Chomsky Normal Form

COMP218 Lectures 2021-11-05

To parse quicker we can use the Cocke-Younger-Kasami algorithm. To do this we must prepare the CFG and convert it to Chomsky normal form:

1. Eliminate $\epsilon$ productions.
2. Eliminate unit productions.
3. Add rules for terminals and split longer sequences of non-terminals.

Chomsky Normal Form

A CFG is in Chomsky normal form if every production has the form:

\[A\rightarrow BC\text{ or }A\rightarrow a\]

We allow $S\rightarrow\epsilon$ for the start variable only.

The third step of conversion goes like so.
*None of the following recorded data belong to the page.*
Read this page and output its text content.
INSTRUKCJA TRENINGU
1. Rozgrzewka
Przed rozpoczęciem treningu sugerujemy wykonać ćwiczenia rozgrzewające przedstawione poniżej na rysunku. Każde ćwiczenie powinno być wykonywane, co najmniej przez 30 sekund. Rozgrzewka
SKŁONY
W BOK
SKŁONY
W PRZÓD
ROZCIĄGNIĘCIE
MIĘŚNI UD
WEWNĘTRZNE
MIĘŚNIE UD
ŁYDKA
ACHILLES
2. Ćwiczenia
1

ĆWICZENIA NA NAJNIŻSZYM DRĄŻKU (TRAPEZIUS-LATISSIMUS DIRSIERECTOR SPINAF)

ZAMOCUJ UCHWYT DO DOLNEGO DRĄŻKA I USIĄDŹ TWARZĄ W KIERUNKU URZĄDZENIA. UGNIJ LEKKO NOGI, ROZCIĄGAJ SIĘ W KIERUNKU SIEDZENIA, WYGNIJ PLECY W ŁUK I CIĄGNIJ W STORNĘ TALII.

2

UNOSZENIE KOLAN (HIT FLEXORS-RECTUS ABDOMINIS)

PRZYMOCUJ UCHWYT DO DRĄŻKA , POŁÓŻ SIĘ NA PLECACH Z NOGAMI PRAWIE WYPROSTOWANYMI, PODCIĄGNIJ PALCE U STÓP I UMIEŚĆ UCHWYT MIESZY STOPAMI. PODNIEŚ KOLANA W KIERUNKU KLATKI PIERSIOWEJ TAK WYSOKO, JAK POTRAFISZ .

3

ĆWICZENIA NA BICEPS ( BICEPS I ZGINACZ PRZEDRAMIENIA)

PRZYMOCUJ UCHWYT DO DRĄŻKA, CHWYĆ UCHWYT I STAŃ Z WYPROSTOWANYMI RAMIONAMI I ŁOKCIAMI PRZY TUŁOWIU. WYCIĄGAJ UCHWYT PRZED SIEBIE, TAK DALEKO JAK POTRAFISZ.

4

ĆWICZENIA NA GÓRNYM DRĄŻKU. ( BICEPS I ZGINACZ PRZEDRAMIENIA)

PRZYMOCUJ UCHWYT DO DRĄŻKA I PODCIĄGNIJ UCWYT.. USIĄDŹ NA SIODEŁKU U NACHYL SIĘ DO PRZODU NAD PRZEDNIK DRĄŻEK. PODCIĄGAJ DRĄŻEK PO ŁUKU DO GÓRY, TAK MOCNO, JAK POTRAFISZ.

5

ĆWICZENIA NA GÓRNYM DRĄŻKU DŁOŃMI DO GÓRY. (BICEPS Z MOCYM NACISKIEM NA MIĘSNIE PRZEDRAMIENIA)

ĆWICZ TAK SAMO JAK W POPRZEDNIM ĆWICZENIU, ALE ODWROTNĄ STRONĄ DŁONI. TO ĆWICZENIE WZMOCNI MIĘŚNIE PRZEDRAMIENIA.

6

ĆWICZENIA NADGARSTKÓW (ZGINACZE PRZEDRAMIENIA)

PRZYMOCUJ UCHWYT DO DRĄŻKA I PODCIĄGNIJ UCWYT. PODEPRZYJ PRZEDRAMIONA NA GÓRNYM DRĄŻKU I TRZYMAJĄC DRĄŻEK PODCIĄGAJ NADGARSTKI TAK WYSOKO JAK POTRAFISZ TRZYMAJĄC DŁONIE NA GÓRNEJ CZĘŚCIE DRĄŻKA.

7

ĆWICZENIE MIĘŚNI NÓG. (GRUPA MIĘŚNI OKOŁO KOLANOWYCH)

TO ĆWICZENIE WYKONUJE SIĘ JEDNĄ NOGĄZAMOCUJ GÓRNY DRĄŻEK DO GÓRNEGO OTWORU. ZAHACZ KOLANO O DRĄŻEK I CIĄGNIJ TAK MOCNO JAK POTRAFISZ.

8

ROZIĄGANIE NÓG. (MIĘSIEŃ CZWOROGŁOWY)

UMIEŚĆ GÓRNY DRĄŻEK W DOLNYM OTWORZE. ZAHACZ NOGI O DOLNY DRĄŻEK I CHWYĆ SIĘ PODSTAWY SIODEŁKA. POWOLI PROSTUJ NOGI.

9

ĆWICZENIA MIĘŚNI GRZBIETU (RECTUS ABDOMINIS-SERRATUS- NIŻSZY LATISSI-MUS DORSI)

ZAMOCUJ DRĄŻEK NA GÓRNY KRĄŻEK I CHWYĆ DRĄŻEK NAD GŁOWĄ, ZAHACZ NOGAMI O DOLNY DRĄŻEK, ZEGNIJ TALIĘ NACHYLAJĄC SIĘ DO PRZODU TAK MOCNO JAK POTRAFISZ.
We start with the following production:

\[A\rightarrow BcDE\]

1. Replace Terminals with new variables:

   \[\begin{aligned} A&\rightarrow BCDE\\ C&\rightarrow c \end{aligned}\]

2. Break up sequences with new variables:

   \[\begin{aligned} A&\rightarrow BX\\ X&\rightarrow CY\\ Y&\rightarrow DE\\ \hline C&\rightarrow c \end{aligned}\]

If ORs are used |, then treat each as a separate production when simplifying. ORs are allowed as they are just a shorthand.